A thirty-eight-year-old woman has been found murdered in London. Police were called to a house in The Circle, an exclusive residence in Finsbury Park, at approximately 9.30 p.m. last night, where they discovered the body of Nina Maxwell.



Nausea swirls in my stomach. I force myself to read the article again, my eyes sticking on the words ‘The Circle’, hoping that if I stare at them long enough, they’ll disappear. But they don’t, and although there’s no mention of the house number, the possibility that Nina Maxwell was murdered here, in the house where I’m living, is terrifying. A memory from the time of the murder comes to me – a cordoned-off house with bouquets of flowers placed respectfully on the pavement outside. Was it this one?

I push myself up from the stairs, grab my keys and open the front door, half afraid I’ll find the private investigator on the doorstep. Thankfully, there’s no sign of him. Or of anyone else. I step outside, feeling horribly exposed. But I can’t stay in the house, not now.

I cross over the road, push open the gate to the square and sink onto the nearest bench, my mind still reeling. I don’t know why I feel threatened. Thomas Grainger has been perfectly pleasant on the two occasions I’ve spoken to him. It’s not who he is that frightens me, I realise, but what he said. How come he knows a murder was committed in the house where Leo and I are living, and we don’t? How come Ben didn’t tell Leo?

I find the contact details of Redwoods, the estate agents, and call them.

‘Can I speak to Ben, please?’ I ask, when a woman answers, trying to hide my agitation.

‘I’m afraid he’s away for a few days.’ She sounds bored rather than sorry.

My heart sinks. ‘When will he be back?’

‘Monday. Can I help? I’m Becky, I work with Ben.’

I hesitate, tempted ask her if she knows anything about a murder in the house that Leo bought through them. Surely everyone who works in the agency would have to know its history, if it included a recent death?

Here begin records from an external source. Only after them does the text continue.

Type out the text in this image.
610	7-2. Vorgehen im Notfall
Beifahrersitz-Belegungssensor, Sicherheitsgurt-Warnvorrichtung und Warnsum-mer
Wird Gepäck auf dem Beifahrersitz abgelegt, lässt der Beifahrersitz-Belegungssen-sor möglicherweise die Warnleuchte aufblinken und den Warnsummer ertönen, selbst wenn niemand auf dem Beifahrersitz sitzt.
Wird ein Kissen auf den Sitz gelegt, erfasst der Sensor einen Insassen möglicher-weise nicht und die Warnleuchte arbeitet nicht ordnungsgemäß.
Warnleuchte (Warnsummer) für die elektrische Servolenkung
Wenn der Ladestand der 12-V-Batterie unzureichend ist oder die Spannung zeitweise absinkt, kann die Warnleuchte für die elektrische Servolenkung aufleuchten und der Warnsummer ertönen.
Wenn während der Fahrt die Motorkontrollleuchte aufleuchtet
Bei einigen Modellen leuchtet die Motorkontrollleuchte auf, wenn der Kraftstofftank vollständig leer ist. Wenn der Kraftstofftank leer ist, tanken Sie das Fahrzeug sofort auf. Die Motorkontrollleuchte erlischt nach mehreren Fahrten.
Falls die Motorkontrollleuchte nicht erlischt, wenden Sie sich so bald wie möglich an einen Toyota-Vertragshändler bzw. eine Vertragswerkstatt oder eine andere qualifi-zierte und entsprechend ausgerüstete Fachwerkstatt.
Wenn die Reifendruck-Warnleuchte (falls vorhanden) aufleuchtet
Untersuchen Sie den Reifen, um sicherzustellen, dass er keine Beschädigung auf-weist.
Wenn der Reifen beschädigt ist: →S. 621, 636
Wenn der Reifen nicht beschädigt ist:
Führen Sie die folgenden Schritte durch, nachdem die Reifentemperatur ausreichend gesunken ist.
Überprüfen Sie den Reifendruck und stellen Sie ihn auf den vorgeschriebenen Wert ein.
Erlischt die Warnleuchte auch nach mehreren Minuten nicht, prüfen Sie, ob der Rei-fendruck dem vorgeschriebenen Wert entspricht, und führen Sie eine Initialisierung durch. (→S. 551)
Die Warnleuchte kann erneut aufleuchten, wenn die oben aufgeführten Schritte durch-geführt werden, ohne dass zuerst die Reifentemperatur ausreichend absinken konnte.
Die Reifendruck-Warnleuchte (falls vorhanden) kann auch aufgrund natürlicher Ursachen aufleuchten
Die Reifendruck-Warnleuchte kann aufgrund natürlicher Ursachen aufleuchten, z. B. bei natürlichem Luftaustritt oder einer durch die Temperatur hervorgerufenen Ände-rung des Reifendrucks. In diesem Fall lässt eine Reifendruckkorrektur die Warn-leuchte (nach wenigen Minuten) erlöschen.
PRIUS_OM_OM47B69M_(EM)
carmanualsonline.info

‘My name is Alice Dawson,’ I say, deciding to go for it. ‘My partner, Leo Curtis, recently bought a house in Finsbury through Ben – number 6, The Circle. I was wondering – I heard a rumour that something happened in the house back in February last year. Someone said a woman died there?’ I can’t bring myself to say the word murdered.

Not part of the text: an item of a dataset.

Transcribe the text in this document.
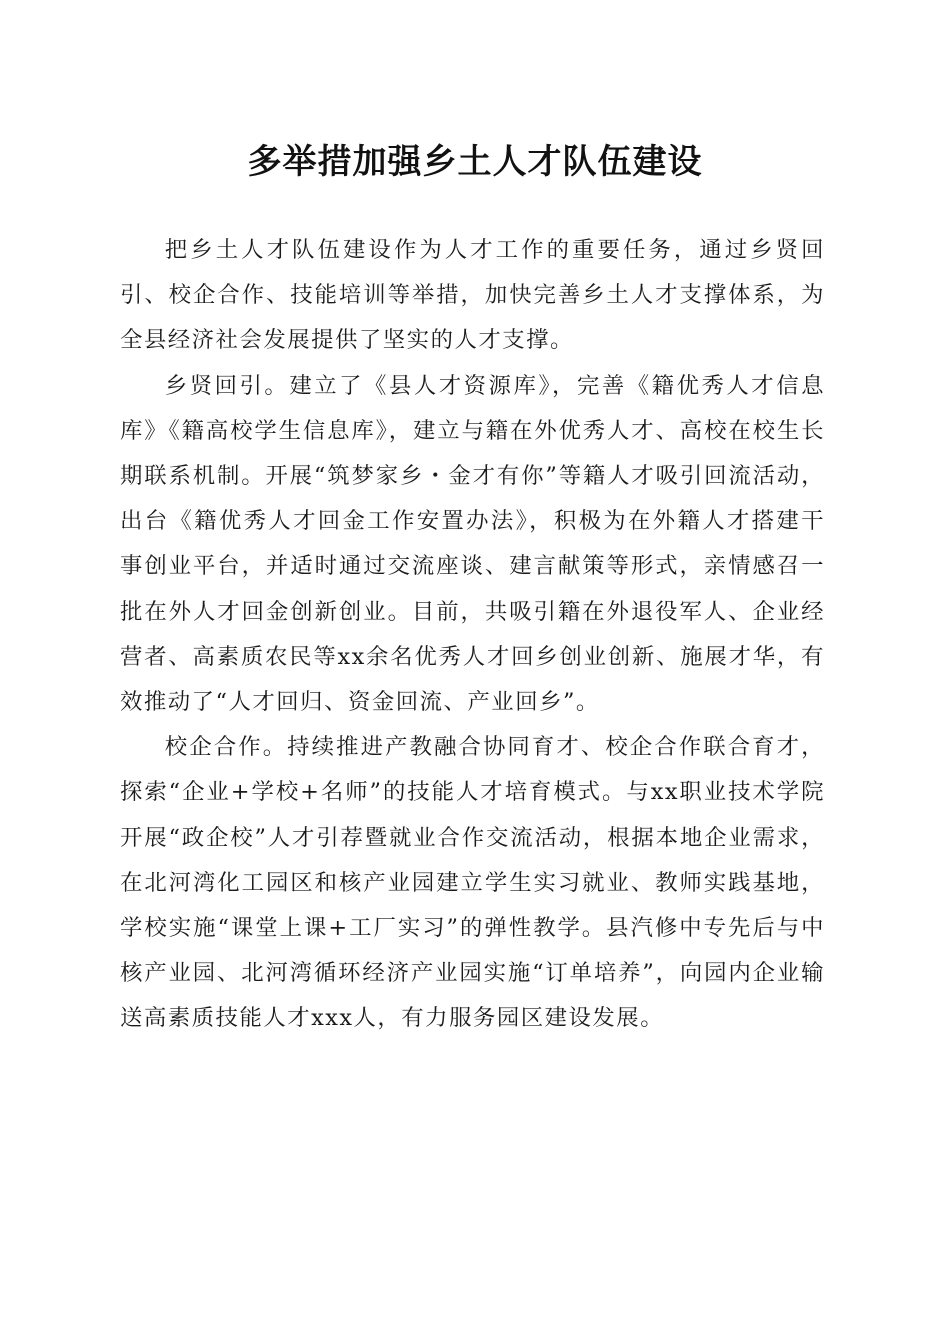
多举措加强乡土人才队伍建设

把乡土人才队伍建设作为人才工作的重要任务，通过乡贤回引、校企合作、技能培训等举措，加快完善乡土人才支撑体系，为全县经济社会发展提供了坚实的人才支撑。

乡贤回引。建立了《县人才资源库》，完善《籍优秀人才信息库》《籍高校学生信息库》，建立与籍在外优秀人才、高校在校生长期联系机制。开展“筑梦家乡・金才有你”等籍人才吸引回流活动，出台《籍优秀人才回金工作安置办法》，积极为在外籍人才搭建干事创业平台，并适时通过交流座谈、建言献策等形式，亲情感召一批在外人才回金创新创业。目前，共吸引籍在外退役军人、企业经营者、高素质农民等xx余名优秀人才回乡创业创新、施展才华，有效推动了“人才回归、资金回流、产业回乡”。

校企合作。持续推进产教融合协同育才、校企合作联合育才，探索“企业+学校+名师”的技能人才培育模式。与xx职业技术学院开展“政企校”人才引荐暨就业合作交流活动，根据本地企业需求，在北河湾化工园区和核产业园建立学生实习就业、教师实践基地，学校实施“课堂上课+工厂实习”的弹性教学。县汽修中专先后与中核产业园、北河湾循环经济产业园实施“订单培养”，向园内企业输送高素质技能人才xxx人，有力服务园区建设发展。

There’s a long pause, which I don’t like. ‘I’m afraid you’ll have to speak to Ben, Ms Dawson.’

‘That’s exactly what I want to do. Can you give me his mobile number, please?’

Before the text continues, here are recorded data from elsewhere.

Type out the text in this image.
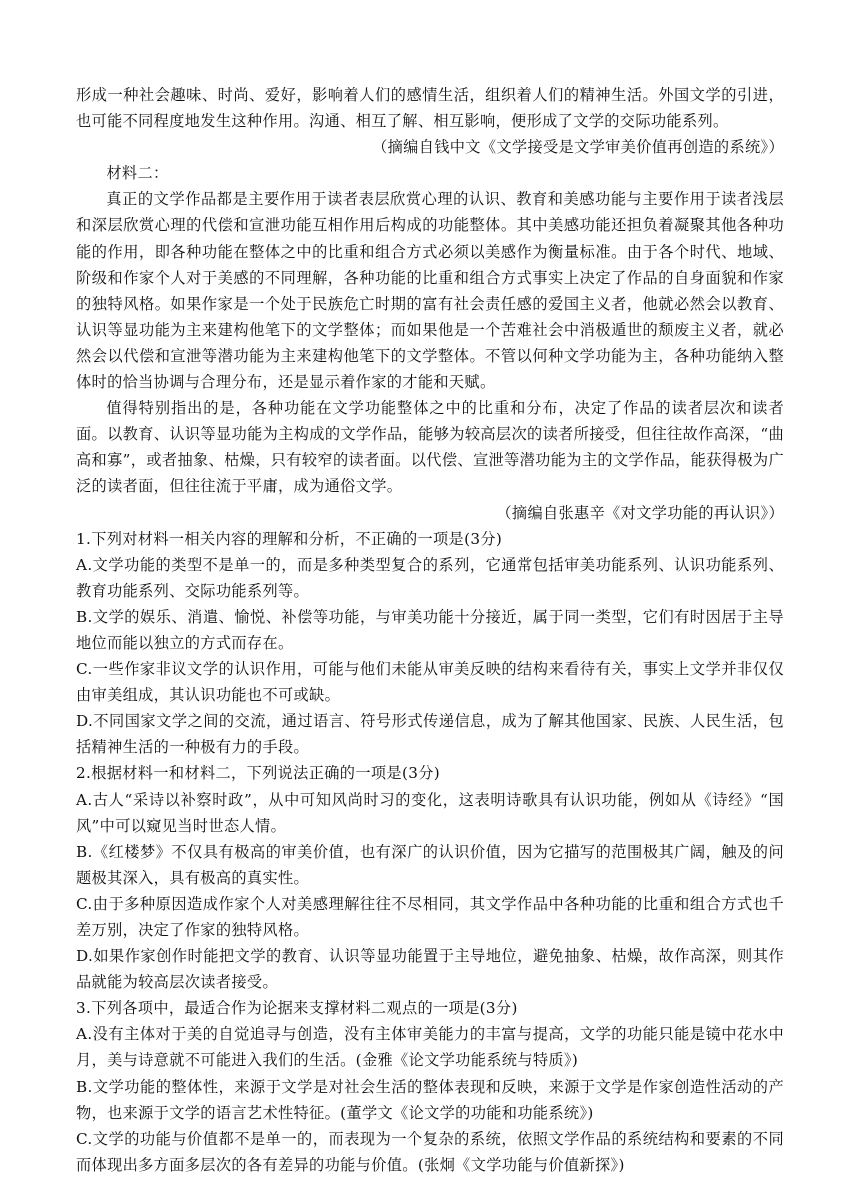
形成一种社会趣味、时尚、爱好，影响着人们的感情生活，组织着人们的精神生活。外国文学的引进，也可能不同程度地发生这种作用。沟通、相互了解、相互影响，便形成了文学的交际功能系列。

（摘编自钱中文《文学接受是文学审美价值再创造的系统》）

材料二：

真正的文学作品都是主要作用于读者表层欣赏心理的认识、教育和美感功能与主要作用于读者浅层和深层欣赏心理的代偿和宣泄功能互相作用后构成的功能整体。其中美感功能还担负着凝聚其他各种功能的作用，即各种功能在整体之中的比重和组合方式必须以美感作为衡量标准。由于各个时代、地域、阶级和作家个人对于美感的不同理解，各种功能的比重和组合方式事实上决定了作品的自身面貌和作家的独特风格。如果作家是一个处于民族危亡时期的富有社会责任感的爱国主义者，他就必然会以教育、认识等显功能为主来建构他笔下的文学整体；而如果他是一个苦难社会中消极遁世的颓废主义者，就必然会以代偿和宣泄等潜功能为主来建构他笔下的文学整体。不管以何种文学功能为主，各种功能纳入整体时的恰当协调与合理分布，还是显示着作家的才能和天赋。

值得特别指出的是，各种功能在文学功能整体之中的比重和分布，决定了作品的读者层次和读者面。以教育、认识等显功能为主构成的文学作品，能够为较高层次的读者所接受，但往往故作高深，“曲高和寡”，或者抽象、枯燥，只有较窄的读者面。以代偿、宣泄等潜功能为主的文学作品，能获得极为广泛的读者面，但往往流于平庸，成为通俗文学。

（摘编自张惠辛《对文学功能的再认识》）

1.下列对材料一相关内容的理解和分析，不正确的一项是(3分)

A.文学功能的类型不是单一的，而是多种类型复合的系列，它通常包括审美功能系列、认识功能系列、教育功能系列、交际功能系列等。

B.文学的娱乐、消遣、愉悦、补偿等功能，与审美功能十分接近，属于同一类型，它们有时因居于主导地位而能以独立的方式而存在。

C.一些作家非议文学的认识作用，可能与他们未能从审美反映的结构来看待有关，事实上文学并非仅仅由审美组成，其认识功能也不可或缺。

D.不同国家文学之间的交流，通过语言、符号形式传递信息，成为了解其他国家、民族、人民生活，包括精神生活的一种极有力的手段。

2.根据材料一和材料二，下列说法正确的一项是(3分)

A.古人“采诗以补察时政”，从中可知风尚时习的变化，这表明诗歌具有认识功能，例如从《诗经》“国风”中可以窥见当时世态人情。

B.《红楼梦》不仅具有极高的审美价值，也有深广的认识价值，因为它描写的范围极其广阔，触及的问题极其深入，具有极高的真实性。

C.由于多种原因造成作家个人对美感理解往往不尽相同，其文学作品中各种功能的比重和组合方式也千差万别，决定了作家的独特风格。

D.如果作家创作时能把文学的教育、认识等显功能置于主导地位，避免抽象、枯燥，故作高深，则其作品就能为较高层次读者接受。

3.下列各项中，最适合作为论据来支撑材料二观点的一项是(3分)

A.没有主体对于美的自觉追寻与创造，没有主体审美能力的丰富与提高，文学的功能只能是镜中花水中月，美与诗意就不可能进入我们的生活。(金雅《论文学功能系统与特质》)

B.文学功能的整体性，来源于文学是对社会生活的整体表现和反映，来源于文学是作家创造性活动的产物，也来源于文学的语言艺术性特征。(董学文《论文学的功能和功能系统》)

C.文学的功能与价值都不是单一的，而表现为一个复杂的系统，依照文学作品的系统结构和要素的不同而体现出多方面多层次的各有差异的功能与价值。(张炯《文学功能与价值新探》)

‘I’m sorry, I can’t do that. But I can ask him to call you as soon as he gets back on Monday.’

‘Yes, please do.’

I cut the call, feeling stupidly close to tears. I rub my eyes angrily, but I can’t stop my increasing horror at the thought of our house being the scene of a murder. Becky might not have confirmed it but she hadn’t denied it. Rage begins to build up inside me. How could Ben have kept it from us? He told Leo that the house was cheaper than its market price because it had been standing empty for over a year. Leo would have asked why, and Ben must have lied, or avoided giving him an answer. Leo is going to be devastated. If it’s true, we’re going to have to start house-hunting all over again.

My mind races ahead – Leo will put the house back on the market and we’ll move into temporary accommodation while we find somewhere else to live. Or, better still, move back to my cottage. I quickly extinguish the tiny spark of happiness that the thought of going back to Harlestone brings. It seems misplaced amongst the reality of the murder and anyway, my cottage is rented out for another five months.